New U.S. reports are signaling that the American economy, the world's largest, is gaining strength.
The government said Thursday that the productivity of American workers increased at a healthy pace in the final months of 2013, up at an annual rate of 3.2 percent. The strong advance could help fuel corporate profits and boost hiring as the country continues to recover from the depths of the 2008 recession.
The government reported that the U.S. trade deficit widened in December, but said the gap between the country's exports and imports for all of 2013 fell to its lowest point since 2009. Exports for the year increased 2.8 percent to the highest level ever, as U.S. producers shipped record quantities of petroleum, food, consumer goods, cars and other items to overseas markets.

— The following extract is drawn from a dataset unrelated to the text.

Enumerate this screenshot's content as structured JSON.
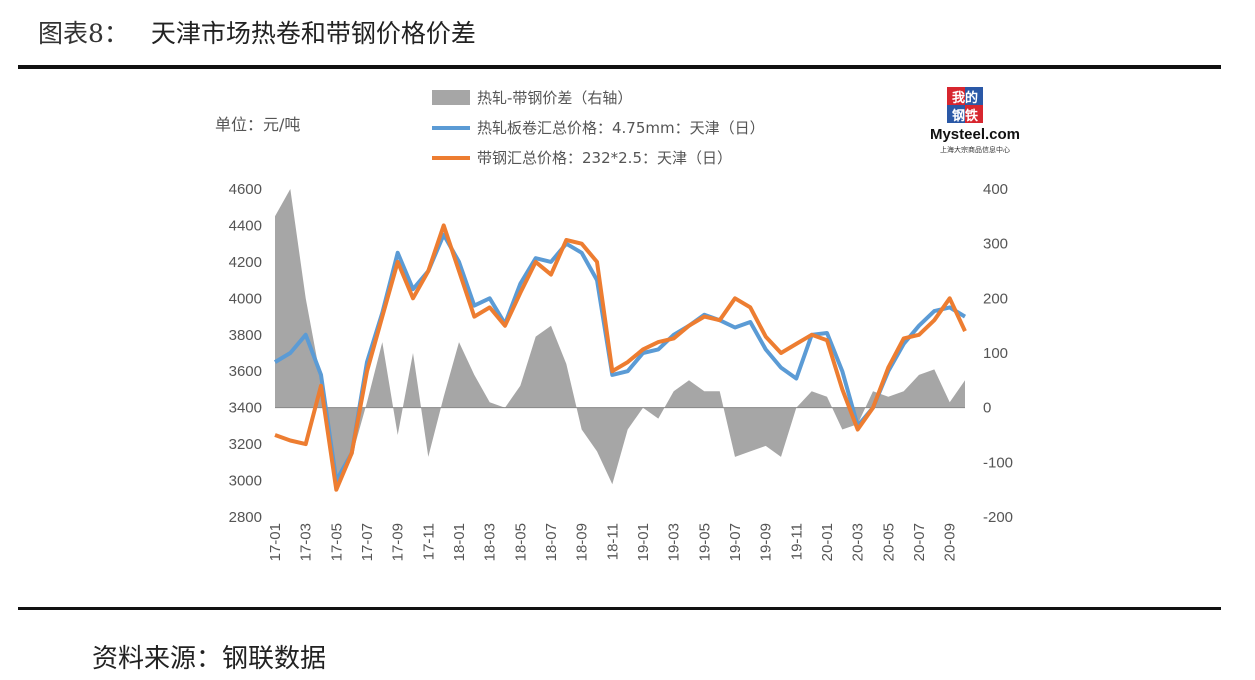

Another report showed that the number of workers making initial claims for unemployment compensation dropped 20,000 last week to 331,000. That suggests workers are facing fewer layoffs and possibly better job prospects.
The government is set Friday to release its employment figures for January. Employers added a paltry 74,000 new workers to their payrolls in December, but analysts are predicting a rebound in January to about the 185,000 average figure recorded during the last two years.
The U.S. jobless rate has fallen to 6.7 percent, a five-year low, but much of the drop has been attributed to discouraged job seekers dropping out of the labor market, and thus not counted in the government's unemployment figure.
The U.S. central bank, the Federal Reserve, has begun to cut its direct support of the American economy as its shows steady, but uneven growth.